Because this was a very major transaction for us being our first securitisation of Irish residential mortgages and indeed the largest such transaction in the Irish market to date, we elected to have the issue rated by both Moody’s and S&P rating agencies. This process involved having the rating agencies perform a detailed investigation of the mortgage pool being securitised and also of the originator of the mortgages to establish that the process and procedures for originating and servicing mortgages are robust.

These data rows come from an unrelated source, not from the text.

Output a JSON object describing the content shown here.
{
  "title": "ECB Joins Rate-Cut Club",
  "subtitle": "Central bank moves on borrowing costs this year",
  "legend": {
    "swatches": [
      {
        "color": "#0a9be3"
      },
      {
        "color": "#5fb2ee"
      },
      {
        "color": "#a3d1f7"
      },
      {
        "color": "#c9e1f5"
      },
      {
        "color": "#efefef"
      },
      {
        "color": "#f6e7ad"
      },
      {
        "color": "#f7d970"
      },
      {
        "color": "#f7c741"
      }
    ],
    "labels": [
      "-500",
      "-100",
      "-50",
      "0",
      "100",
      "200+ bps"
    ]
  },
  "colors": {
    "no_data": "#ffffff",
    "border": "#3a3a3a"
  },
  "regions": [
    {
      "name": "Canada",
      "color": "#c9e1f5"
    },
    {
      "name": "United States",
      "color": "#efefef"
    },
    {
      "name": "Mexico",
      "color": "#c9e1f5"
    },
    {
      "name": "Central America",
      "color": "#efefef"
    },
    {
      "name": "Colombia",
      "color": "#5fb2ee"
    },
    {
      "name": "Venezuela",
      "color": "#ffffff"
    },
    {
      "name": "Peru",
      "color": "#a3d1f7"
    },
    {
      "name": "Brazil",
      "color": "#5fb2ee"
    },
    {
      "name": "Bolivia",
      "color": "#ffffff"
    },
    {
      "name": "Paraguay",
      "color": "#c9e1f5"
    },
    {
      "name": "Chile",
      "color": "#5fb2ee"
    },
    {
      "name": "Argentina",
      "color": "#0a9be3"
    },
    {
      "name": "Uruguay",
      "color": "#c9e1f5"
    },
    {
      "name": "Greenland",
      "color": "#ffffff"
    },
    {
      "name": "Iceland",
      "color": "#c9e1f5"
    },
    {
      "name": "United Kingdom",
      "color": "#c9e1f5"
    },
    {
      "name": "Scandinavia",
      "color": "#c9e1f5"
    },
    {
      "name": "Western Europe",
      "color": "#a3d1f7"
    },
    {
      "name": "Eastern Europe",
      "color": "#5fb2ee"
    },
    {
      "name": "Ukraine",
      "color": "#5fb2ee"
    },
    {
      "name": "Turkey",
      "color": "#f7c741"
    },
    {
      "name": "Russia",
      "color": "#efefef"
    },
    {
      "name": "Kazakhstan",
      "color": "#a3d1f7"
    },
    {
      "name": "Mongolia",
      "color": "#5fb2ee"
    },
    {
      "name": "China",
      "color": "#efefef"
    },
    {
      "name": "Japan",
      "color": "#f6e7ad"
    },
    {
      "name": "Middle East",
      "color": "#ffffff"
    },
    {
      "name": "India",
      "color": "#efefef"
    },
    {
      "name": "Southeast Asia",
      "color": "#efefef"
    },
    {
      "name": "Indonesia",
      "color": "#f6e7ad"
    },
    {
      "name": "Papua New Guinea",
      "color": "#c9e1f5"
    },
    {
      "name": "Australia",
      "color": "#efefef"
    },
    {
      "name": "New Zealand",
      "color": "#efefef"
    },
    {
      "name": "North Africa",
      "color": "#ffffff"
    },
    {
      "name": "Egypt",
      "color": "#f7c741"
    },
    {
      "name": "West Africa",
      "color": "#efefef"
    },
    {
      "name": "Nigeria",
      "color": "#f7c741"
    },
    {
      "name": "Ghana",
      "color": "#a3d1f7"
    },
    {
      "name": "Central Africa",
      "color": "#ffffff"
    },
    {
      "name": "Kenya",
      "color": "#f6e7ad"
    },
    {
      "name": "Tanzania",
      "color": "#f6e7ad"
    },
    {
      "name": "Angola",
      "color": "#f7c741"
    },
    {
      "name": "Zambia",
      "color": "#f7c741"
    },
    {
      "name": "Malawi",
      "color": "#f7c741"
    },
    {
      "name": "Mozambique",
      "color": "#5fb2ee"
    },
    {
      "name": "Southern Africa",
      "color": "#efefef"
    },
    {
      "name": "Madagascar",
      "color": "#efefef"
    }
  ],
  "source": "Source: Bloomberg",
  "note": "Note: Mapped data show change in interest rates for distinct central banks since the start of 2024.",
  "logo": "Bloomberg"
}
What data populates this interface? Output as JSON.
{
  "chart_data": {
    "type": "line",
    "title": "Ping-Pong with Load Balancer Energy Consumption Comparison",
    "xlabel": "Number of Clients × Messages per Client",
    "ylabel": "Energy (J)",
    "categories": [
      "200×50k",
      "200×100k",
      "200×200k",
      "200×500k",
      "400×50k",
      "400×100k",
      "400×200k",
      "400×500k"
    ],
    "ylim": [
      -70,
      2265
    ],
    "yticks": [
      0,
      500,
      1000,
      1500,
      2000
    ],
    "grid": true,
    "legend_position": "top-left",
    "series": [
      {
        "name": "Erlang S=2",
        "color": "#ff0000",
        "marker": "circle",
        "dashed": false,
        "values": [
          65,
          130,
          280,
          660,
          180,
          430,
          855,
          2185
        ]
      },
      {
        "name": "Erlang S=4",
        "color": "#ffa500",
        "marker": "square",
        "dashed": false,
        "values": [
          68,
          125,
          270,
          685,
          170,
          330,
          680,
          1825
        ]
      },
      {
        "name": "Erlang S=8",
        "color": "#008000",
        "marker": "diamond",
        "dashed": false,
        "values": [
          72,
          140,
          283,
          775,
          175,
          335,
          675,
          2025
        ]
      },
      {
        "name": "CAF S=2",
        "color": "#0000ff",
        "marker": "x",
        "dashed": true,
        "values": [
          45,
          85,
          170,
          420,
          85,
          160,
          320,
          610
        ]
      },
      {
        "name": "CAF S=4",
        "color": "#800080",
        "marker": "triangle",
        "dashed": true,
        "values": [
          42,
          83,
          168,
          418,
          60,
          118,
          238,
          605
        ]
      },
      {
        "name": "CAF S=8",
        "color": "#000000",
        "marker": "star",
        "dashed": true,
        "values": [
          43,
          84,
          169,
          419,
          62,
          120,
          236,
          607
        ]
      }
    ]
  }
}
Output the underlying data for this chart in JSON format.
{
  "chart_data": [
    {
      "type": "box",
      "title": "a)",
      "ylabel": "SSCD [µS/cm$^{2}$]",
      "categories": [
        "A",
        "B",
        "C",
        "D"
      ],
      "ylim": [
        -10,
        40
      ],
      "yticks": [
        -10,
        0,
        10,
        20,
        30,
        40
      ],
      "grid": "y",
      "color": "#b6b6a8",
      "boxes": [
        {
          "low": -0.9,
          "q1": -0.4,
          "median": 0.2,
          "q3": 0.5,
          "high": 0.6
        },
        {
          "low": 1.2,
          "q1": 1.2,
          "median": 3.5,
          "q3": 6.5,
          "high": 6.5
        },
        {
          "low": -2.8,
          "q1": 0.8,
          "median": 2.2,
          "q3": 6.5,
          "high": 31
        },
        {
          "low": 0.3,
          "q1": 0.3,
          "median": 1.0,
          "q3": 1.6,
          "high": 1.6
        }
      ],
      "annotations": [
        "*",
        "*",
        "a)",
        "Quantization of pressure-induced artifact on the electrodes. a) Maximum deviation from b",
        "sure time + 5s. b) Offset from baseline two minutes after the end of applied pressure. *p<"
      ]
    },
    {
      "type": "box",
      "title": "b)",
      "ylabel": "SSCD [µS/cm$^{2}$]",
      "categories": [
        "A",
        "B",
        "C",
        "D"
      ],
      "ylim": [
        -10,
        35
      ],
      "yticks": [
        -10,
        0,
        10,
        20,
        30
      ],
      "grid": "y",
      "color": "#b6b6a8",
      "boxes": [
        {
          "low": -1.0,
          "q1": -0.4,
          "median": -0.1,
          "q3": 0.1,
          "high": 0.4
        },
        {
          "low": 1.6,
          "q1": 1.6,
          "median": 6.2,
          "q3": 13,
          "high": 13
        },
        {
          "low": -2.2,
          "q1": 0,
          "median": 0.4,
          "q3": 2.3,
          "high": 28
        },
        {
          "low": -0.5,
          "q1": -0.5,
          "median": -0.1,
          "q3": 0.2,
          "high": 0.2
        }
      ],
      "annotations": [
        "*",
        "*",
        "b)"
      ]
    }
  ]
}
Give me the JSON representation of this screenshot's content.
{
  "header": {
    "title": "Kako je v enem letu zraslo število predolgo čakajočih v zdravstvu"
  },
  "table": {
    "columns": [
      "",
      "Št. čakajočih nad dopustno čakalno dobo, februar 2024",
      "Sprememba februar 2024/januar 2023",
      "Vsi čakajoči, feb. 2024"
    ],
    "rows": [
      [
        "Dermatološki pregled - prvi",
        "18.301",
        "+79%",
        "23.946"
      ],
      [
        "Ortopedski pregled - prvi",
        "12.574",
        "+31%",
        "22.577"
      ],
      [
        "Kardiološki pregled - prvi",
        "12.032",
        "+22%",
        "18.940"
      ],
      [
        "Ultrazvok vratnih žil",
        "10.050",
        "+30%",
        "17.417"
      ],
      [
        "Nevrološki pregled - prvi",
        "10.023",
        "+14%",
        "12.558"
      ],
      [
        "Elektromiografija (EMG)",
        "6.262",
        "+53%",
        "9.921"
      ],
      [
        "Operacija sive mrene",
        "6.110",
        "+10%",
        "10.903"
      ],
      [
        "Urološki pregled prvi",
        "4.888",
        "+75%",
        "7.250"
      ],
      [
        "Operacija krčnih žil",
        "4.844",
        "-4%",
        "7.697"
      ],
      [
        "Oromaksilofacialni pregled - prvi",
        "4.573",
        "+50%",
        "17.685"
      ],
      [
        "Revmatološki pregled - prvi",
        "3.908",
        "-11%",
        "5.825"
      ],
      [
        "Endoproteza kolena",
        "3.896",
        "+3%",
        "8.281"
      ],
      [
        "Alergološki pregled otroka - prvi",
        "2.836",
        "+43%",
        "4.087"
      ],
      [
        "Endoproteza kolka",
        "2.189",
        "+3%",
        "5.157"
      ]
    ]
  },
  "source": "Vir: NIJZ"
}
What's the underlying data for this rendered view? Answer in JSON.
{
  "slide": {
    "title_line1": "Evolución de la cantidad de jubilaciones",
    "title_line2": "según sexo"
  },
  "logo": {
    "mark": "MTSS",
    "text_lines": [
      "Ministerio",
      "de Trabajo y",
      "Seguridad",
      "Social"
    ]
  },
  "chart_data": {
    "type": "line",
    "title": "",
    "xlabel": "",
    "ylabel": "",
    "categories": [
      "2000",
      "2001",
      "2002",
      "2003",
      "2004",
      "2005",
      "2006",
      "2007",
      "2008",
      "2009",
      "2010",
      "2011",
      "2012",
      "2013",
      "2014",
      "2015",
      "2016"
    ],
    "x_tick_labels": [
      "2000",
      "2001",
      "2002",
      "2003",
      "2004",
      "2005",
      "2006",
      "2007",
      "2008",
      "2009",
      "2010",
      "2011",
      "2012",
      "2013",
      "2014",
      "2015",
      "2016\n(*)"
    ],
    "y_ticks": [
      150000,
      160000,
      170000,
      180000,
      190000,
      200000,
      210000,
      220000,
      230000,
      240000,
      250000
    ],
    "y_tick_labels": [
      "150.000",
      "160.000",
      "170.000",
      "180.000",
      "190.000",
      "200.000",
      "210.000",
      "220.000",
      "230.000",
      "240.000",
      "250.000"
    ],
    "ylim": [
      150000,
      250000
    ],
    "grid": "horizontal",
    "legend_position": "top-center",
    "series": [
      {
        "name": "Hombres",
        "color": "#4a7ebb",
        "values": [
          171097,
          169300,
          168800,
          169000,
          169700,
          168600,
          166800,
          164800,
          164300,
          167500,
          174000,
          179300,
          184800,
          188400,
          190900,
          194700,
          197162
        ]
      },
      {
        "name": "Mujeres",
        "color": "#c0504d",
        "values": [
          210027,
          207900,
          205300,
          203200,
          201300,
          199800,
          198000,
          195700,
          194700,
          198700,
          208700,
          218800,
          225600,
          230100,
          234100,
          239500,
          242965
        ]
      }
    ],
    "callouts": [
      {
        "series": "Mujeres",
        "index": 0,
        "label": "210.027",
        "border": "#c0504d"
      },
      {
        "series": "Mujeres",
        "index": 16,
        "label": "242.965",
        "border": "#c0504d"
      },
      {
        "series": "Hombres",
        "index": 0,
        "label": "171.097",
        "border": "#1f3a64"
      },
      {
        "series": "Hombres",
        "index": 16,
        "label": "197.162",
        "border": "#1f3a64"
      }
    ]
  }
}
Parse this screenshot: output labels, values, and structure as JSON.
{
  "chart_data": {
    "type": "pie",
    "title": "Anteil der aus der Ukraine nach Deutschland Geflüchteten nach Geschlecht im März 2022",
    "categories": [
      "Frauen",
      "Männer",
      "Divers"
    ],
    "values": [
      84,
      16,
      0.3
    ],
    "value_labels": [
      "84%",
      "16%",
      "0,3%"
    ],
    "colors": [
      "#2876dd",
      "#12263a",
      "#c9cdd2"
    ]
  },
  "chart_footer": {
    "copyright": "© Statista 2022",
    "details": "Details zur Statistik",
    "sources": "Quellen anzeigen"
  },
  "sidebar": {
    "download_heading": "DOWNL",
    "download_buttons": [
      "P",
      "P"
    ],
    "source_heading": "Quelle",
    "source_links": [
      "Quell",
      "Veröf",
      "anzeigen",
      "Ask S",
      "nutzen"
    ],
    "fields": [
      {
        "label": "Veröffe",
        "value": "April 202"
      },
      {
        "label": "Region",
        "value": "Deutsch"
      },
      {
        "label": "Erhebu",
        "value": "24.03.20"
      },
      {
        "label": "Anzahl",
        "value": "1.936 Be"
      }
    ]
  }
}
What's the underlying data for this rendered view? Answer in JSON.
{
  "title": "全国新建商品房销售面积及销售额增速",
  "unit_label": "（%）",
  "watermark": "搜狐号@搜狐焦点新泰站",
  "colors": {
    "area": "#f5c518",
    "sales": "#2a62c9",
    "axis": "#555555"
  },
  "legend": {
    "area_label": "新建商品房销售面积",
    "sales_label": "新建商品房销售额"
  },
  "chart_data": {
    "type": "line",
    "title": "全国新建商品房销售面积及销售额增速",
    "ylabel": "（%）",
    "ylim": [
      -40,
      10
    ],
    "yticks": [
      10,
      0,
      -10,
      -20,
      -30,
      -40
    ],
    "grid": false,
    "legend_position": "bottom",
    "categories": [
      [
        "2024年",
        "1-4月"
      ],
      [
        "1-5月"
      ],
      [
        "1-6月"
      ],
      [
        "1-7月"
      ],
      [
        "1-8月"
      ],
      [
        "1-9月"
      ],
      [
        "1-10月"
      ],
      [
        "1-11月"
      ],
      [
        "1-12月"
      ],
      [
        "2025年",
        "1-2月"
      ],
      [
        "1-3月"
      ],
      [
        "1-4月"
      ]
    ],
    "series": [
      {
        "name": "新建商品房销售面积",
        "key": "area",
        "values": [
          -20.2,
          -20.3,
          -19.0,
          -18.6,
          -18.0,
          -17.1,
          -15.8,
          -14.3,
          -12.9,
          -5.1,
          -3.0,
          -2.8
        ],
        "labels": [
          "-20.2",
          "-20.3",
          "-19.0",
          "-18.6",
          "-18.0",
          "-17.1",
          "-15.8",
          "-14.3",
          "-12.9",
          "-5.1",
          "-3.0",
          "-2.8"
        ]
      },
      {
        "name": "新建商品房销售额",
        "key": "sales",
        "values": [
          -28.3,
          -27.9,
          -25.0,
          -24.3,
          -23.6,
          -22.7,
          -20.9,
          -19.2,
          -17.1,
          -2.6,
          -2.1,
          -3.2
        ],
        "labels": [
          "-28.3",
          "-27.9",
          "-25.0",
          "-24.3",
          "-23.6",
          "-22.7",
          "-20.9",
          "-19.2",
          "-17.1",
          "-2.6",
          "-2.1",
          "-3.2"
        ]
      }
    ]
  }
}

Market comfortable with Ireland story

Having gone through the process of analysing the mortgage data, creating the structure, documenting the deal and arranging to have the credit ratings assigned, the next stage was selling the issue to potential investors. A comprehensive briefing note was put together describing the background of the Irish economy and focusing, naturally, on the mortgage market. A number of investor presentations followed internationally including London, Amsterdam, Luxembourg and a number of other European cities. This was a most interesting exercise in that it gave me the opportunity to meet investors who were unfamiliar with the Irish story and observe their reactions to that story. It is fair to say that there is a very high degree of interest in the success story of the Irish economy of 1990’s. There was naturally a degree of concern about the relatively rapid inflation of house prices over the past few years. Overall we found that investors were very comfortable with the fundamentals underpinning the Irish economic story and this was reflected in the very wide distribution of the bonds in the market place when they were finally issued at the beginning of November.

Maintenance

The completion of the mortgage bond issue is but the start of a process. All repayments of principal and interest on the securitised mortgages must be segregated and applied towards servicing the bonds. An essential part of preparation for the issue was to ensure that the accounting systems at Irish Life & Permanent were capable of performing this task on an automated basis. While in the first couple of months it was important that we policed this process carefully, it is in practice fully automated and is expected to become a routine task.

There is also a continuing reporting obligation of information about the pool of securitised mortgages. While the bonds remain in issue, bondholders are provided with monthly data on the mortgage pool via electronic information systems. This again is a standard part of the service provided by managers of mortgage backed securities to their investor base and is important in providing reassurance to investors that they will be able to keep in touch with the quality of their investment and its expected repayment profile.

Worth the pain
The process of securitisation is time consuming and sometimes frustrating. As a once off transaction, when compared with the alternative of raising senior debt in the capital markets, the cost in both money and time would hardly seem worth the effort. But to leave that as the conclusion would be to miss the key strategic value behind the process.

While heavily utilised in the US, securitisation is relatively new to Europe. As such, it is still in a developmental stage and I have no doubt that the process will become more streamlined over time. I believe that it will form an essential part of the weaponry of any mortgage provider in a very competitive European mortgage market. It is a very capital efficient way of financing mortgage lending and in a world where capital is scarce and shareholders expect companies to maximize the efficiency of the their capital usage, securitisation has a clear advantage over other forms of financing. The relative costs of securitisation compared to senior debt issuance may also fall, if proposed changes to the regulatory capital requirements for credit institutions are implemented. In essence, these would lead to a lower risk weighting of mortgage backed securities in the hands of investors and should, therefore, lead bank investors to be prepared to buy these assets at a finer margin than in the past. So the bottom line for Irish Life & Permanent is that securitisation makes sense. We have had a very satisfactory experience with it to date and securitisation will form an important part of our strategy in the future.